Davis is now a Hill House regular, keen to have a chance at breakfast, access to computers and the use of a telephone. The facility is anchored in the historic Hill District, a predominantly black and widely impoverished neighborhood that begins in the shadow of the recently completed Consol Energy Center arena — the $320 million home to the Pittsburgh Penguins professional hockey team — and rises eastward along several of the city’s steep ridges.
Being six months unemployed and behind on his child support payments, Davis also comes here by a court order mandating that he be trained in skills that will lead to work, like creating a resume, preparing for interviews and hunting for jobs online.

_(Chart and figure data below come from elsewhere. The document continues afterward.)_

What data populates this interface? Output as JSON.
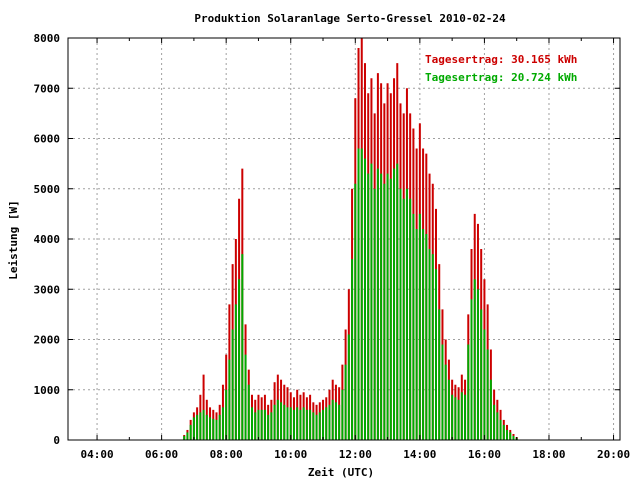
{
  "chart_data": {
    "type": "bar",
    "title": "Produktion Solaranlage Serto-Gressel 2010-02-24",
    "xlabel": "Zeit (UTC)",
    "ylabel": "Leistung [W]",
    "xlim_hours": [
      3.1,
      20.2
    ],
    "ylim": [
      0,
      8000
    ],
    "x_ticks": [
      {
        "value": 4,
        "label": "04:00"
      },
      {
        "value": 6,
        "label": "06:00"
      },
      {
        "value": 8,
        "label": "08:00"
      },
      {
        "value": 10,
        "label": "10:00"
      },
      {
        "value": 12,
        "label": "12:00"
      },
      {
        "value": 14,
        "label": "14:00"
      },
      {
        "value": 16,
        "label": "16:00"
      },
      {
        "value": 18,
        "label": "18:00"
      },
      {
        "value": 20,
        "label": "20:00"
      }
    ],
    "y_ticks": [
      {
        "value": 0,
        "label": "0"
      },
      {
        "value": 1000,
        "label": "1000"
      },
      {
        "value": 2000,
        "label": "2000"
      },
      {
        "value": 3000,
        "label": "3000"
      },
      {
        "value": 4000,
        "label": "4000"
      },
      {
        "value": 5000,
        "label": "5000"
      },
      {
        "value": 6000,
        "label": "6000"
      },
      {
        "value": 7000,
        "label": "7000"
      },
      {
        "value": 8000,
        "label": "8000"
      }
    ],
    "grid": true,
    "legend_position": "top-right",
    "series": [
      {
        "label": "Tagesertrag: 30.165 kWh",
        "color": "#cc0000",
        "x": [
          6.7,
          6.8,
          6.9,
          7.0,
          7.1,
          7.2,
          7.3,
          7.4,
          7.5,
          7.6,
          7.7,
          7.8,
          7.9,
          8.0,
          8.1,
          8.2,
          8.3,
          8.4,
          8.5,
          8.6,
          8.7,
          8.8,
          8.9,
          9.0,
          9.1,
          9.2,
          9.3,
          9.4,
          9.5,
          9.6,
          9.7,
          9.8,
          9.9,
          10.0,
          10.1,
          10.2,
          10.3,
          10.4,
          10.5,
          10.6,
          10.7,
          10.8,
          10.9,
          11.0,
          11.1,
          11.2,
          11.3,
          11.4,
          11.5,
          11.6,
          11.7,
          11.8,
          11.9,
          12.0,
          12.1,
          12.2,
          12.3,
          12.4,
          12.5,
          12.6,
          12.7,
          12.8,
          12.9,
          13.0,
          13.1,
          13.2,
          13.3,
          13.4,
          13.5,
          13.6,
          13.7,
          13.8,
          13.9,
          14.0,
          14.1,
          14.2,
          14.3,
          14.4,
          14.5,
          14.6,
          14.7,
          14.8,
          14.9,
          15.0,
          15.1,
          15.2,
          15.3,
          15.4,
          15.5,
          15.6,
          15.7,
          15.8,
          15.9,
          16.0,
          16.1,
          16.2,
          16.3,
          16.4,
          16.5,
          16.6,
          16.7,
          16.8,
          16.9,
          17.0
        ],
        "values": [
          100,
          200,
          400,
          550,
          650,
          900,
          1300,
          800,
          650,
          600,
          550,
          700,
          1100,
          1700,
          2700,
          3500,
          4000,
          4800,
          5400,
          2300,
          1400,
          900,
          800,
          900,
          850,
          900,
          700,
          800,
          1150,
          1300,
          1200,
          1100,
          1050,
          950,
          850,
          1000,
          900,
          950,
          850,
          900,
          750,
          700,
          750,
          800,
          850,
          1000,
          1200,
          1100,
          1050,
          1500,
          2200,
          3000,
          5000,
          6800,
          7800,
          8000,
          7500,
          6900,
          7200,
          6500,
          7300,
          7100,
          6700,
          7100,
          6900,
          7200,
          7500,
          6700,
          6500,
          7000,
          6500,
          6200,
          5800,
          6300,
          5800,
          5700,
          5300,
          5100,
          4600,
          3500,
          2600,
          2000,
          1600,
          1200,
          1100,
          1050,
          1300,
          1200,
          2500,
          3800,
          4500,
          4300,
          3800,
          3200,
          2700,
          1800,
          1000,
          800,
          600,
          400,
          300,
          200,
          120,
          60
        ]
      },
      {
        "label": "Tagesertrag: 20.724 kWh",
        "color": "#00aa00",
        "x": [
          6.7,
          6.8,
          6.9,
          7.0,
          7.1,
          7.2,
          7.3,
          7.4,
          7.5,
          7.6,
          7.7,
          7.8,
          7.9,
          8.0,
          8.1,
          8.2,
          8.3,
          8.4,
          8.5,
          8.6,
          8.7,
          8.8,
          8.9,
          9.0,
          9.1,
          9.2,
          9.3,
          9.4,
          9.5,
          9.6,
          9.7,
          9.8,
          9.9,
          10.0,
          10.1,
          10.2,
          10.3,
          10.4,
          10.5,
          10.6,
          10.7,
          10.8,
          10.9,
          11.0,
          11.1,
          11.2,
          11.3,
          11.4,
          11.5,
          11.6,
          11.7,
          11.8,
          11.9,
          12.0,
          12.1,
          12.2,
          12.3,
          12.4,
          12.5,
          12.6,
          12.7,
          12.8,
          12.9,
          13.0,
          13.1,
          13.2,
          13.3,
          13.4,
          13.5,
          13.6,
          13.7,
          13.8,
          13.9,
          14.0,
          14.1,
          14.2,
          14.3,
          14.4,
          14.5,
          14.6,
          14.7,
          14.8,
          14.9,
          15.0,
          15.1,
          15.2,
          15.3,
          15.4,
          15.5,
          15.6,
          15.7,
          15.8,
          15.9,
          16.0,
          16.1,
          16.2,
          16.3,
          16.4,
          16.5,
          16.6,
          16.7,
          16.8,
          16.9,
          17.0
        ],
        "values": [
          80,
          150,
          300,
          450,
          500,
          550,
          600,
          500,
          450,
          420,
          400,
          500,
          650,
          1000,
          1600,
          2200,
          2700,
          3200,
          3700,
          1700,
          1100,
          650,
          550,
          600,
          600,
          600,
          500,
          550,
          700,
          800,
          750,
          700,
          650,
          650,
          600,
          650,
          600,
          650,
          600,
          600,
          550,
          500,
          550,
          600,
          650,
          700,
          800,
          750,
          700,
          1000,
          1500,
          2100,
          3600,
          5100,
          5800,
          5800,
          5600,
          5300,
          5500,
          5000,
          5400,
          5300,
          5100,
          5300,
          5200,
          5400,
          5500,
          5000,
          4800,
          5000,
          4800,
          4500,
          4200,
          4500,
          4200,
          4100,
          3800,
          3700,
          3400,
          2600,
          1900,
          1500,
          1200,
          900,
          850,
          800,
          950,
          900,
          1900,
          2800,
          3200,
          3000,
          2600,
          2200,
          1800,
          1200,
          700,
          550,
          400,
          300,
          200,
          150,
          80,
          40
        ]
      }
    ]
  }
}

For many young people born into the cyclic deprivations of urban poverty — failing schools, broken families, lack of jobs, violence, crime and drugs — such lessons come far too late in life. While Davis aspires to become a barber one day (he cuts his friends’ hair, he says), at 23, he is already locked hard onto a path that will make that dream extremely difficult to realize.
Statistically speaking, Davis, like his parents, faces surprisingly high odds against ever escaping from poverty — regardless of what happens in the wider economy.
Even in the best of economic times, America has long maintained pockets of deep and persistent poverty. From blighted urban neighborhoods like this one, hollowed out by the collapse of the steel industry more than a generation ago, to long-impoverished communities in the Mississippi Delta, or the San Joaquin Valley of California, or the uniquely dismal privations on tribal lands in South Dakota and elsewhere — poverty has defined life for multiple generations.